The human being after populating the Earth completely has created colonies to live in what he calls cities. We waste energy of all types, a capital sin in the wild world in which we develop as a species. The great global tribe has conquered everyone.
Just as the tribe live outside the global culture, there is an animal on the other side of the world which has also found itself alone.
In these shallow coastal waters of the Caribbean lives one of the few remaining populations of manatees in the world. The manatee belongs to the zoological order of the sirenians.
They are the only marine mammals that feed exclusively on plants, and for that reason they are sometimes called ‘sea cows’.
They share a common ancestor with the elephants, but the sirenians remained in the water. When, some 38 million years ago, the land climate became colder, the forests of marine plants receded and left them confined in just a few parts of the world.

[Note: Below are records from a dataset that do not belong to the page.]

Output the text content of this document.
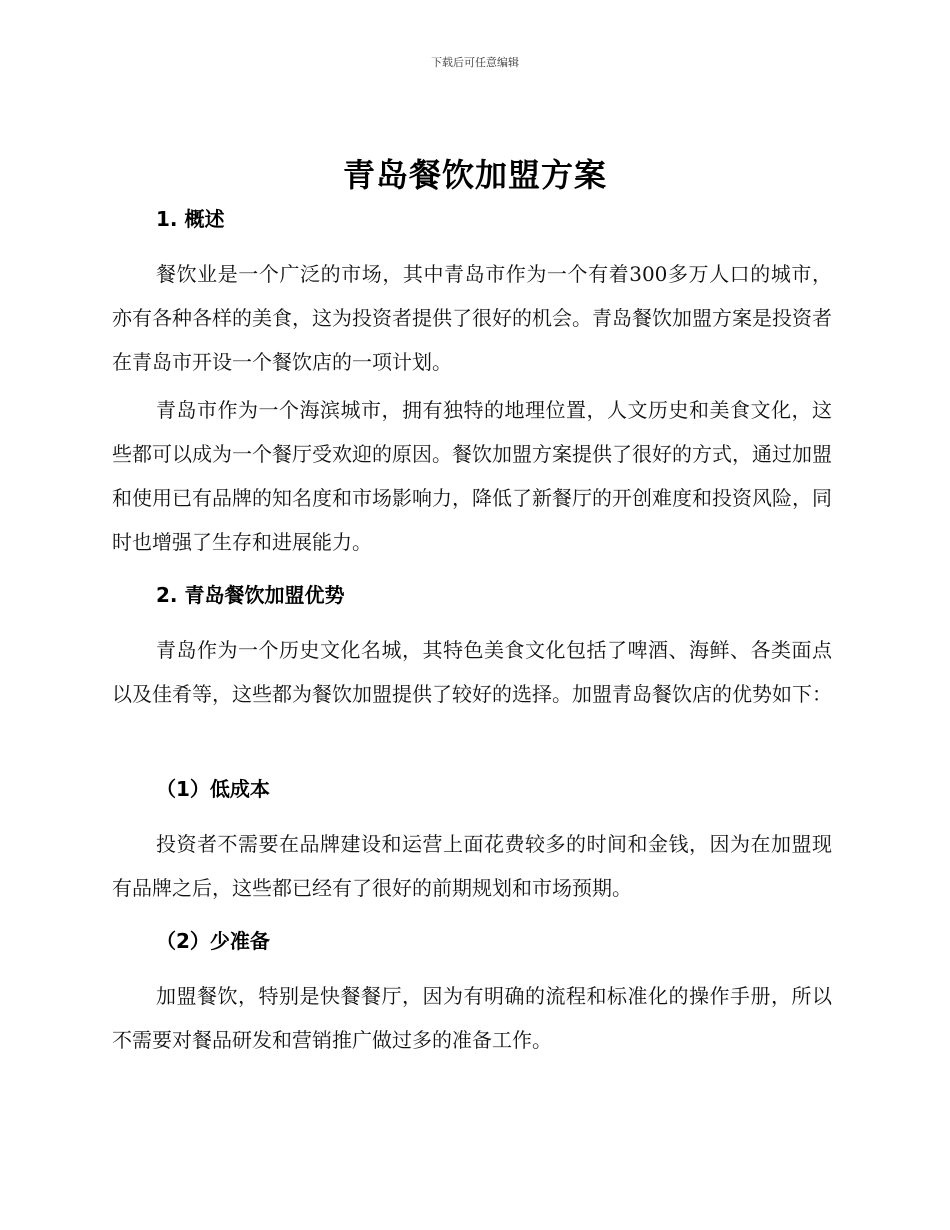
下载后可任意编辑
青岛餐饮加盟方案
1. 概述

餐饮业是一个广泛的市场，其中青岛市作为一个有着300多万人口的城市，亦有各种各样的美食，这为投资者提供了很好的机会。青岛餐饮加盟方案是投资者在青岛市开设一个餐饮店的一项计划。

青岛市作为一个海滨城市，拥有独特的地理位置，人文历史和美食文化，这些都可以成为一个餐厅受欢迎的原因。餐饮加盟方案提供了很好的方式，通过加盟和使用已有品牌的知名度和市场影响力，降低了新餐厅的开创难度和投资风险，同时也增强了生存和进展能力。

2. 青岛餐饮加盟优势

青岛作为一个历史文化名城，其特色美食文化包括了啤酒、海鲜、各类面点以及佳肴等，这些都为餐饮加盟提供了较好的选择。加盟青岛餐饮店的优势如下：

（1）低成本

投资者不需要在品牌建设和运营上面花费较多的时间和金钱，因为在加盟现有品牌之后，这些都已经有了很好的前期规划和市场预期。

（2）少准备

加盟餐饮，特别是快餐餐厅，因为有明确的流程和标准化的操作手册，所以不需要对餐品研发和营销推广做过多的准备工作。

They are slow, trusting, pacific and enormous, weighing up to 1,600 kilos. The largest sirenian, the Steller’s sea cow, was exterminated by man in the 18th century, and weighed 7,000 kilos.
To make matters even worse, their meat is delicious, which is why they have always been massacred. In the 17th century, the Dutch merchants sent up to twenty ships a year to Europe, laden with manatee meat.
Their docility, their low reproductive capacity and their delicious meat do not bode well for survival in the modern world.
Manatees for the moment they are still there, oddities marginalized from mammalian evolution.
In the Galapagos Islands, geographical isolation led to the colonising species evolving and adapting in unique ways, uninfluenced by what was happening on the large continents.
Not only the archipelago as a whole, but even in many cases each island, imposed its own rules on the new arrivals.
For those that can travel easily, such as the birds or marine mammals, this was not a problem, but for the land species it was a matter of life or death.
5 million years ago, these islands arose from the sea, and so have never had any contact whatsoever with the continent of America, which lies some1,000 kilometres away.
The recently-created volcanic soil received the first seeds and at some point the ancestors of this iguana must have arrived onboard a drifting log.
Here, they did not find much food. But, on the other hand, nor were there the legions of predators of the continent. So, despite everything, they managed to survive.
The turtles followed a similar process, and thanks to this marginal evolution they reached incredible sizes, with weights of around 200 kilos. Moreover, they developed into 14 different subspecies, some of them with notable morphological differences.
The geographical isolation of the Galapagos Islands deprived these animals of the resources available to the mainstream majority, but in exchange it accelerated the adaptation process, creating its own particular survival strategies.